Born in Newfoundland and Labrador, General Hillier joined the Canadian Forces as soon as he could. Having enrolled in the Canadian Forces in 1973 through the Regular Officer Training Plan program, he graduated from Memorial University of Newfoundland in 1975 with a Bachelor of Science Degree. After completing his armour officer classification training, he joined his first regiment, the 8th Canadian Hussars (Princess Louise's) in Petawawa, Ontario. Subsequently, he served with, and later commanded, the Royal Canadian Dragoons in Canada and Germany.
Throughout his career, General Hillier has had the privilege and pleasure of commanding troops from the platoon to multi-national formation level within Canada, Europe, Asia and the United States. He has worked as a staff officer in several headquarters, first at the Army level in Montreal and later at the strategic level in Ottawa.
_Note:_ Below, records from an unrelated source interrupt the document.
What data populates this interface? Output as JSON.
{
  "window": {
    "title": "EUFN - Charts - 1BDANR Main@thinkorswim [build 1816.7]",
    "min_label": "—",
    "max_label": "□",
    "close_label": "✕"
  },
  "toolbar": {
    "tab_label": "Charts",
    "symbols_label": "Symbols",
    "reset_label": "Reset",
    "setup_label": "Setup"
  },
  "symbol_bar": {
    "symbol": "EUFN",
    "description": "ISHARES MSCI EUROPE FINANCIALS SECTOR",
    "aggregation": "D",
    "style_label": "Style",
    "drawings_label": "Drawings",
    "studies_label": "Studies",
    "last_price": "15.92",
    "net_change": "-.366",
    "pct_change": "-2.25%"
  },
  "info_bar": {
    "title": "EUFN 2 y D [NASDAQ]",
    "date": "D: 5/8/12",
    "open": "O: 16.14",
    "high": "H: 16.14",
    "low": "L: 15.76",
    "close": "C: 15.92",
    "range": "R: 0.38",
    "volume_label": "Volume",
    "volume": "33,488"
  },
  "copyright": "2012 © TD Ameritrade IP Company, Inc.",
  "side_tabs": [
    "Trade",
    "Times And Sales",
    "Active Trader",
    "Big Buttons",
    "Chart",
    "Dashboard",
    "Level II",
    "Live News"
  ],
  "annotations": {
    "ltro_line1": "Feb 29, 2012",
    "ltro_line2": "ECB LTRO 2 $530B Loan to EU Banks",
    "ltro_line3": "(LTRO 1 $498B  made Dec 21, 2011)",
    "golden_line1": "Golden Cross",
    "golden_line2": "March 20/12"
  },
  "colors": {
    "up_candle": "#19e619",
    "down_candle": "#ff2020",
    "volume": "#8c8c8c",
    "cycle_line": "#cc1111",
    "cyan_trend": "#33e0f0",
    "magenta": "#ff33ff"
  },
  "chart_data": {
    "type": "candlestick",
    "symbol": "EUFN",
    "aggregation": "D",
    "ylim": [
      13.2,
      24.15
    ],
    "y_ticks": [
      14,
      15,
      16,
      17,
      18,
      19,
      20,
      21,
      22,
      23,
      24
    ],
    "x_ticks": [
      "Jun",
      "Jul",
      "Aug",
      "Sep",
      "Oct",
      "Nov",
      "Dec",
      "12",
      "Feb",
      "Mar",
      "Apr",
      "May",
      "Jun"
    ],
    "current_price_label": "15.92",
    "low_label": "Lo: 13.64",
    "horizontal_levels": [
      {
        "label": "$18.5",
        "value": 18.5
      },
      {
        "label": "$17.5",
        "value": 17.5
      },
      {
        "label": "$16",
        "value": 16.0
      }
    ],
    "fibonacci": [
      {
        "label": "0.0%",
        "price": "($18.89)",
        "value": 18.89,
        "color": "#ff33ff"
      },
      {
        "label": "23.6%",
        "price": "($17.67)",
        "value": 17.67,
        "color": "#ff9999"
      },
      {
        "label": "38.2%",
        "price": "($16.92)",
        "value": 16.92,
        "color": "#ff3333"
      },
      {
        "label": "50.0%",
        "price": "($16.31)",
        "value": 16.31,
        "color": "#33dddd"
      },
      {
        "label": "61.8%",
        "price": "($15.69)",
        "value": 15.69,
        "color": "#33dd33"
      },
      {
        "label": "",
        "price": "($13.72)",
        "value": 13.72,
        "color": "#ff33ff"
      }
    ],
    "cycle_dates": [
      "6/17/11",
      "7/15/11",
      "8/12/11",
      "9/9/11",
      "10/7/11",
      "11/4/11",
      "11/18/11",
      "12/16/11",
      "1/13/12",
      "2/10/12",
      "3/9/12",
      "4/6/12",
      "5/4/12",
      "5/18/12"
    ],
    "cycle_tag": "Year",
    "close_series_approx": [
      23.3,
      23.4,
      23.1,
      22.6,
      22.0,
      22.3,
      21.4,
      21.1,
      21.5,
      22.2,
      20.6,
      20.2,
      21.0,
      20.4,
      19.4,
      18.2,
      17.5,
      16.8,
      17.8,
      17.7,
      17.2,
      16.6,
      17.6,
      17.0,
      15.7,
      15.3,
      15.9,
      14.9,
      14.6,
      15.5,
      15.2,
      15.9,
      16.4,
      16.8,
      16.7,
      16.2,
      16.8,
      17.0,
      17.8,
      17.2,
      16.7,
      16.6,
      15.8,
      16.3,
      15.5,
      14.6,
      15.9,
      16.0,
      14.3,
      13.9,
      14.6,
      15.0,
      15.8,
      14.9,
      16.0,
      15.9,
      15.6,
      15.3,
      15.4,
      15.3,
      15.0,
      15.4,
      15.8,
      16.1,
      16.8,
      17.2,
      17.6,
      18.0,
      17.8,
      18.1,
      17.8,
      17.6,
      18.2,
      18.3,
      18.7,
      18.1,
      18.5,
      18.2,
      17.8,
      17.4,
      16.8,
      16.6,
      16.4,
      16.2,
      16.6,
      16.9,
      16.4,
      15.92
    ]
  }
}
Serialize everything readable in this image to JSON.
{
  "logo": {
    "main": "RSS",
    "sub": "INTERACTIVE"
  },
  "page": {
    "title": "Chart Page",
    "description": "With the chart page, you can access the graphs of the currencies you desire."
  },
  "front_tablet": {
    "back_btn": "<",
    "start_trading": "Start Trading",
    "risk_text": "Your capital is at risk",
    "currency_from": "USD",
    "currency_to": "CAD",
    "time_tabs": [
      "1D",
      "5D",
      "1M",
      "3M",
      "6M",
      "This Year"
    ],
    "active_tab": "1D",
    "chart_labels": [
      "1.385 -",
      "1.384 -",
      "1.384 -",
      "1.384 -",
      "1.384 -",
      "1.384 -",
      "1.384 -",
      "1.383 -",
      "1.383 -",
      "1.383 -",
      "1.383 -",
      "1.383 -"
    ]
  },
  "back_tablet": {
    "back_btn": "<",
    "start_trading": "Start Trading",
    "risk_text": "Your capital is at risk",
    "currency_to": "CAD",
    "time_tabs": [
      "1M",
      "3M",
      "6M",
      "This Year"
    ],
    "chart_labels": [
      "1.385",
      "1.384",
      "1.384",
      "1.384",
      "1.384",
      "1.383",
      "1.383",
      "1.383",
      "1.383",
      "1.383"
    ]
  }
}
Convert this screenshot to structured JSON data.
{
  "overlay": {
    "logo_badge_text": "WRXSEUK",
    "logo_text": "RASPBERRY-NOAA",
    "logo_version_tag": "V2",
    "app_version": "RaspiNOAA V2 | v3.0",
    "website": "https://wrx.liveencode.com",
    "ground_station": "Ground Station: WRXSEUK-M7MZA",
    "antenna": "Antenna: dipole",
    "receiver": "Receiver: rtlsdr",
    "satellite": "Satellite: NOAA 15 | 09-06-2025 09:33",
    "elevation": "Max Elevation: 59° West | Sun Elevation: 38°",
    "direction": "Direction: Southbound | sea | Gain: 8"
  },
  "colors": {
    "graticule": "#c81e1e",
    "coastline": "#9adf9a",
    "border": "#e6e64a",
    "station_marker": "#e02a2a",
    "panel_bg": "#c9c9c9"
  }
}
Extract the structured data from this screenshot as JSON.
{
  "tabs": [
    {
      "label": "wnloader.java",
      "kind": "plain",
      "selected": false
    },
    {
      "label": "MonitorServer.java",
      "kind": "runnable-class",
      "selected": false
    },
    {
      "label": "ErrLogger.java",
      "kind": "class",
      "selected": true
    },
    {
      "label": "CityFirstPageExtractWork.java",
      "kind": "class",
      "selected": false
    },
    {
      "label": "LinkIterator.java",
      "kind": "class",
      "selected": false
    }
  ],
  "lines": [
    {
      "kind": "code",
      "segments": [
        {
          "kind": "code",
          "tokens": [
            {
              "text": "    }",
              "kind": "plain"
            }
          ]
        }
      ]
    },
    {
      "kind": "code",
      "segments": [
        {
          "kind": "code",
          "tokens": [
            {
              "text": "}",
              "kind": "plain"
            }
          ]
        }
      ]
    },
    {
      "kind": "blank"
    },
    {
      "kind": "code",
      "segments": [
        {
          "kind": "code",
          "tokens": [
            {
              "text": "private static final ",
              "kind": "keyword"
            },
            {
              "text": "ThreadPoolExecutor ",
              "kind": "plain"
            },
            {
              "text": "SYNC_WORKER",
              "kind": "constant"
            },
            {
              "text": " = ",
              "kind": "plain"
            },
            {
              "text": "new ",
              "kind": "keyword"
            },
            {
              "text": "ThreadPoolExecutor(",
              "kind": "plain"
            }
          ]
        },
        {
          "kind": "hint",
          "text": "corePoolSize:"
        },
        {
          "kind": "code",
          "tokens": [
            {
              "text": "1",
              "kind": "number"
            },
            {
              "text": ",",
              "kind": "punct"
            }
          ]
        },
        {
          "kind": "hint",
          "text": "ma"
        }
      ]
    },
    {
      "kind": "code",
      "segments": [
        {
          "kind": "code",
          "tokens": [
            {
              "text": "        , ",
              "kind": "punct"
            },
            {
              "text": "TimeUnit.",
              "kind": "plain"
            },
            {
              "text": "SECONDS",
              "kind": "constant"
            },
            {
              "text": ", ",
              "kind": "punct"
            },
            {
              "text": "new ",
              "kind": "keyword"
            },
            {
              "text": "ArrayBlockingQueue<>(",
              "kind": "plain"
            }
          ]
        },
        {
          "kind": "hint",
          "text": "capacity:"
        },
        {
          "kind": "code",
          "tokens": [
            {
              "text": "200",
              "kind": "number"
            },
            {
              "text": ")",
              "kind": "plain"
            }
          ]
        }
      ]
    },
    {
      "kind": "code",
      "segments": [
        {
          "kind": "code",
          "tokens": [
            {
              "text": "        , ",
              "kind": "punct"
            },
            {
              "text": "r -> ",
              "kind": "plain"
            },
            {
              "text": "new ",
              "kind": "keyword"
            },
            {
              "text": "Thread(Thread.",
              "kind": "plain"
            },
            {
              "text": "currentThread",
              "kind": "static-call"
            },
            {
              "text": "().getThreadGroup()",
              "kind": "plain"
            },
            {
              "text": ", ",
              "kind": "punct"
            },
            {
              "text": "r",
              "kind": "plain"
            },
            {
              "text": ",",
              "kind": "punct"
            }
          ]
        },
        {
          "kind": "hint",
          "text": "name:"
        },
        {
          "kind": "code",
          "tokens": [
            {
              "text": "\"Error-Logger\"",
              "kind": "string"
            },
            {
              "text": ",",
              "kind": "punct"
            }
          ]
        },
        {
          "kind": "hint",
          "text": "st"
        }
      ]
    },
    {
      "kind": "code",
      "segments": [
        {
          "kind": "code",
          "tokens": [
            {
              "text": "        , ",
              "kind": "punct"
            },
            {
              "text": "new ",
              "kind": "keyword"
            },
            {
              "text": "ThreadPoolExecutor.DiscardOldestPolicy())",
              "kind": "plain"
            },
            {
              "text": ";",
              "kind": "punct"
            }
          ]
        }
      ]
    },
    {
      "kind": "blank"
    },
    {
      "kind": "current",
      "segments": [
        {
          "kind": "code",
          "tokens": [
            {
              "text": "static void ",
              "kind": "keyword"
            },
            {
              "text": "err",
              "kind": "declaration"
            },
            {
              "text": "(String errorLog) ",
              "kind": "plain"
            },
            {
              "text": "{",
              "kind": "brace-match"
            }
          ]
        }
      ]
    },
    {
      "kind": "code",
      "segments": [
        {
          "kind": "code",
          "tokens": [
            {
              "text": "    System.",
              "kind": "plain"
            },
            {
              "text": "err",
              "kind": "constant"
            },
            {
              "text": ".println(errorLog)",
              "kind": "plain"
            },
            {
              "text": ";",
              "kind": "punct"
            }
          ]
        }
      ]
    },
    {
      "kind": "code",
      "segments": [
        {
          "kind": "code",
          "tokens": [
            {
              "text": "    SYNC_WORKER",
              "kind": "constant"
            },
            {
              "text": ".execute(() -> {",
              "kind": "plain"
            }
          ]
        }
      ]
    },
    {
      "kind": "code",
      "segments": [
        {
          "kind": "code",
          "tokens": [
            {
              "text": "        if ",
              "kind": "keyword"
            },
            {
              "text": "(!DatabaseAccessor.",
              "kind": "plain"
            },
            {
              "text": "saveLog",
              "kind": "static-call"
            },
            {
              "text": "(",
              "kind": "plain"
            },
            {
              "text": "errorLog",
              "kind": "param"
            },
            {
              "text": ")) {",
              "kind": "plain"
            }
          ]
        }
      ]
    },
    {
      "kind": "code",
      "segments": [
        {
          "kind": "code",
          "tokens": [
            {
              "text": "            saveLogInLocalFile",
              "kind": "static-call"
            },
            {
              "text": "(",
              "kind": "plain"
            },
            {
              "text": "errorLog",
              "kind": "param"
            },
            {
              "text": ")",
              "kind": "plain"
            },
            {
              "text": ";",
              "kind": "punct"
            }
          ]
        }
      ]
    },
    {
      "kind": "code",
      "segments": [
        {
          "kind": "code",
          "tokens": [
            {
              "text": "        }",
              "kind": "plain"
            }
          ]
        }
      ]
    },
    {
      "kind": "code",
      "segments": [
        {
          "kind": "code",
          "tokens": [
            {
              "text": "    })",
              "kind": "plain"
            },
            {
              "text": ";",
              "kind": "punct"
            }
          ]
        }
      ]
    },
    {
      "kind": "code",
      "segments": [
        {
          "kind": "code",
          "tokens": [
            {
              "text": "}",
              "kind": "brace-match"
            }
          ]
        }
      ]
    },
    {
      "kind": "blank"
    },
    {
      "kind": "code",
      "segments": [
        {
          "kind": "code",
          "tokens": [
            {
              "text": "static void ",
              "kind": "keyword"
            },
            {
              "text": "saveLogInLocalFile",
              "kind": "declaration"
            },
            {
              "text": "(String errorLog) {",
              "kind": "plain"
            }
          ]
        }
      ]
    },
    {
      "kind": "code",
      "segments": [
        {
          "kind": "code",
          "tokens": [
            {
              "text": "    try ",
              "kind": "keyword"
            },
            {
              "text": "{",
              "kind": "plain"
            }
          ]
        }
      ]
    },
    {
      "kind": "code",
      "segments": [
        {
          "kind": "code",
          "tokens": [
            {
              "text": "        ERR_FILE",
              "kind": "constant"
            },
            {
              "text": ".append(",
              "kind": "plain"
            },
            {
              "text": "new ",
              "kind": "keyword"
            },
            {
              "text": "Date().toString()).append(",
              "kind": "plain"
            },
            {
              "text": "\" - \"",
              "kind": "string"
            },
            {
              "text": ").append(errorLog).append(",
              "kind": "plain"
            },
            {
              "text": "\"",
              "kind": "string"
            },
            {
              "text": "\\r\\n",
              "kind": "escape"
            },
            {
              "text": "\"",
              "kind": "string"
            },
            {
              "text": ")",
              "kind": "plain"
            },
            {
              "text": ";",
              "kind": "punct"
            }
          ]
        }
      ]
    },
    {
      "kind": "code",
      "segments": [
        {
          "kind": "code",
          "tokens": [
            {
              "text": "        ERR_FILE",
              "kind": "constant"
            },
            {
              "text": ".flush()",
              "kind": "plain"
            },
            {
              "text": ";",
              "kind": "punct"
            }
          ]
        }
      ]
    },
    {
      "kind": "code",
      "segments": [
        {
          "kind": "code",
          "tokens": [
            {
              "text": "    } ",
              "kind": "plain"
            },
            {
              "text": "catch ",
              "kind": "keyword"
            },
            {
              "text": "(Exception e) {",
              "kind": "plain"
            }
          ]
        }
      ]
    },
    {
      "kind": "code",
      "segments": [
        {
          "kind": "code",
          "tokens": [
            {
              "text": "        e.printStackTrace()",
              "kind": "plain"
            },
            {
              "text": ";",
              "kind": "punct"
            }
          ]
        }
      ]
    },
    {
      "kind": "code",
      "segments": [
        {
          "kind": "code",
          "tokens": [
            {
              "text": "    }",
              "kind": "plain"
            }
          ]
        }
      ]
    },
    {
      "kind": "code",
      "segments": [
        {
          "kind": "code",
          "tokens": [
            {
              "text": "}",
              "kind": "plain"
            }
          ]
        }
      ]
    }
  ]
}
In 1998 General Hillier was appointed as the first Canadian Deputy Commanding General of III Corps, US Army in Fort Hood, Texas. In 2000 he took command of NATO's Stabilization Force's Multinational Division in Bosnia-Herzegovina. In May 2003 General Hillier was appointed as Commander of the Army and subsequently, in October 2003, he was selected as the Commander of the NATO-led International Security Assistance Force (ISAF) in Kabul, Afghanistan. General Hillier was promoted to Chief of the Defence Staff in February 2005. In 2011, General Hillier was appointed to the Order of Canada.
General Hillier is the author of the #1 National Bestseller, A Soldier First, as well as, Leadership, 50 Points of Wisdom for Today’s Leaders, an inspirational collection of leadership principles.
General Hillier and his wife have two sons, two daughter-in-laws, and two grandsons. General Hillier enjoys most recreational pursuits but, in particular, runs slowly, plays hockey poorly and golfs very well as long as he does not have to sink the ball.